On a practical note - when is he due back at university? Is he able to return sooner than planned? I understand he is difficult but maybe you and your husband need to sit down with him and tell him, calmly but bluntly, that his behaviour is unacceptable in the home and cannot continue. If he cannot behave in an appropriate manner, he needs to go back to his uni accommodation.

supersop60 · 27/12/2023 19:21

He sounds like my nephew who is a narcissistic abusive twat. Too much cannabis, possibly adhd. He makes my sister's life an absolute misery .
Grey rock until he goes back to Uni.

Namechangeforthis11111 · 27/12/2023 19:22

Protect your other kids until he gets help. I grew up with a similar sibling and the scars remain.

HulaChick · 27/12/2023 19:23

I think that's really sad and seems to be an increasing reflection of behaviour amongst a lot of young(ish) people. There generally seems to be a massive lack of respect between people (within & without families) & a lack of self control or boundaries. Your son should most definitely not be behaving like that or treating any of you in that way & he needs some consequences gor his behaviour. How did you deal with him when he was younger/growing up? There just seems to be so much anger, impatience, entitlement, and a lack of proportion these days. I completely despair of society and thi k the end of civilisation is happening. The knock-on effect of such horrible behaviour of individuals is a massive burden, and potential danger, for everyone else.

I hope you can tell your son how awful he's been behaving and make it clear what the consequences are for him.
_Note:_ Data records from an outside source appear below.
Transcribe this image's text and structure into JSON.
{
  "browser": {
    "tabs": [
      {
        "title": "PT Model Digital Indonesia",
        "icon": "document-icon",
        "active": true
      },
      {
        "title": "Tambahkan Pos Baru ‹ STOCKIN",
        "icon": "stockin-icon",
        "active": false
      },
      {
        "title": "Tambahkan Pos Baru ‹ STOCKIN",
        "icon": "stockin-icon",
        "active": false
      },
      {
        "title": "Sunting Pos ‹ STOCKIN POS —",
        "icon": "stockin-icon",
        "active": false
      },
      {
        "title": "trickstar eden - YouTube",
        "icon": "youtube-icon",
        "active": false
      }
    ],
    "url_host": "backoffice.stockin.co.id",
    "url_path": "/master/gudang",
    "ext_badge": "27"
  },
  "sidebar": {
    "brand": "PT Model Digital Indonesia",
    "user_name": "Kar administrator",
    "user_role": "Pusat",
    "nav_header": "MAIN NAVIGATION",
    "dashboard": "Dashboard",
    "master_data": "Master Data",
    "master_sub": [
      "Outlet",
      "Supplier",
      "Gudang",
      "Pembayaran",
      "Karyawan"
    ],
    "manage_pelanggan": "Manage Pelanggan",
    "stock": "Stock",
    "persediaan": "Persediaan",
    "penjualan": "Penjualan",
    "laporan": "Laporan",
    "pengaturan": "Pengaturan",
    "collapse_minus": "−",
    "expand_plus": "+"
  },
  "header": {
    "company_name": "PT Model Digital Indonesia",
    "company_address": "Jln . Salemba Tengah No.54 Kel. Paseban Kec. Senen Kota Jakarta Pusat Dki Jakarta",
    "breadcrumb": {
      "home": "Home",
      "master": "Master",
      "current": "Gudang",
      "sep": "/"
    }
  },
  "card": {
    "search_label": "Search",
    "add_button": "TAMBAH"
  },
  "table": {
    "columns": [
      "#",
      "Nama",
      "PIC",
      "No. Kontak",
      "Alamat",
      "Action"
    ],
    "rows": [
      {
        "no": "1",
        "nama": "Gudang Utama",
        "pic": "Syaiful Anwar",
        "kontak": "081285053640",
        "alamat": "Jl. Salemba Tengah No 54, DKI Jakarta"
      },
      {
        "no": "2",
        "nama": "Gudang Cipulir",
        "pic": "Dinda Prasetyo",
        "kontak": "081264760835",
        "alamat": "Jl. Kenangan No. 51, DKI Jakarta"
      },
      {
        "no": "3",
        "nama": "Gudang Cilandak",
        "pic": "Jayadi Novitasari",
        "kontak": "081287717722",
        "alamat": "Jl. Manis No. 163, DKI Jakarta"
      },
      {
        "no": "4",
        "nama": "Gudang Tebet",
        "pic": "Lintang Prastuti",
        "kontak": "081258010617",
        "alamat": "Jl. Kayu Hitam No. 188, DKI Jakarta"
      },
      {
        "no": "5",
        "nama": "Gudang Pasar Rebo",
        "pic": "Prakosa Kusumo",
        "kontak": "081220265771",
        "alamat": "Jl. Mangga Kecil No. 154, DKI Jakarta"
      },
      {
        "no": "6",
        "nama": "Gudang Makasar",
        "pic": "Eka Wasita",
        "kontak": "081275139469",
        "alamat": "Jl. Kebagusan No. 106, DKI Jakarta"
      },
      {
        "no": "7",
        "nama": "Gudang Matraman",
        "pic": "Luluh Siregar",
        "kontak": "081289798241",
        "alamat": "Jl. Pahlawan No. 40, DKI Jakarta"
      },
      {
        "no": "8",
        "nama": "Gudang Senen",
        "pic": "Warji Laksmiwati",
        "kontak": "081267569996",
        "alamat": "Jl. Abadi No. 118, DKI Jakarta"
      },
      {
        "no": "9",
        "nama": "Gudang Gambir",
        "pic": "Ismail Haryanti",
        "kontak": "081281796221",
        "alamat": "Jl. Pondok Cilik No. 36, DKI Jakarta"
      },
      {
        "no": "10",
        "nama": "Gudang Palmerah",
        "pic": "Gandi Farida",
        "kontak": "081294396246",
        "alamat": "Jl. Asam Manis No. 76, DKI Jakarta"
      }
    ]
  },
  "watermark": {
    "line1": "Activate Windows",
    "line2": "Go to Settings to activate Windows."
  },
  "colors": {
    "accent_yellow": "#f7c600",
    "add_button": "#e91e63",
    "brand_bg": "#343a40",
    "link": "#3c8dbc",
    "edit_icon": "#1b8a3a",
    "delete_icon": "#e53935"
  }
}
He needs to grow up and take responsibility for his own behaviour. I don't expect many people like him if that's how he communicates.

DeeLusional · 27/12/2023 19:23

Spycams in the public areas, show him the footage afterwards.

Dixiechickonhols · 27/12/2023 19:24

Could you access counselling for you Op? He’s an adult and you don’t have to tolerate anyone speaking to you disrespectfully in your own home.
What are his plans after uni? Maybe he will not able to come to your home due his job or travel distance.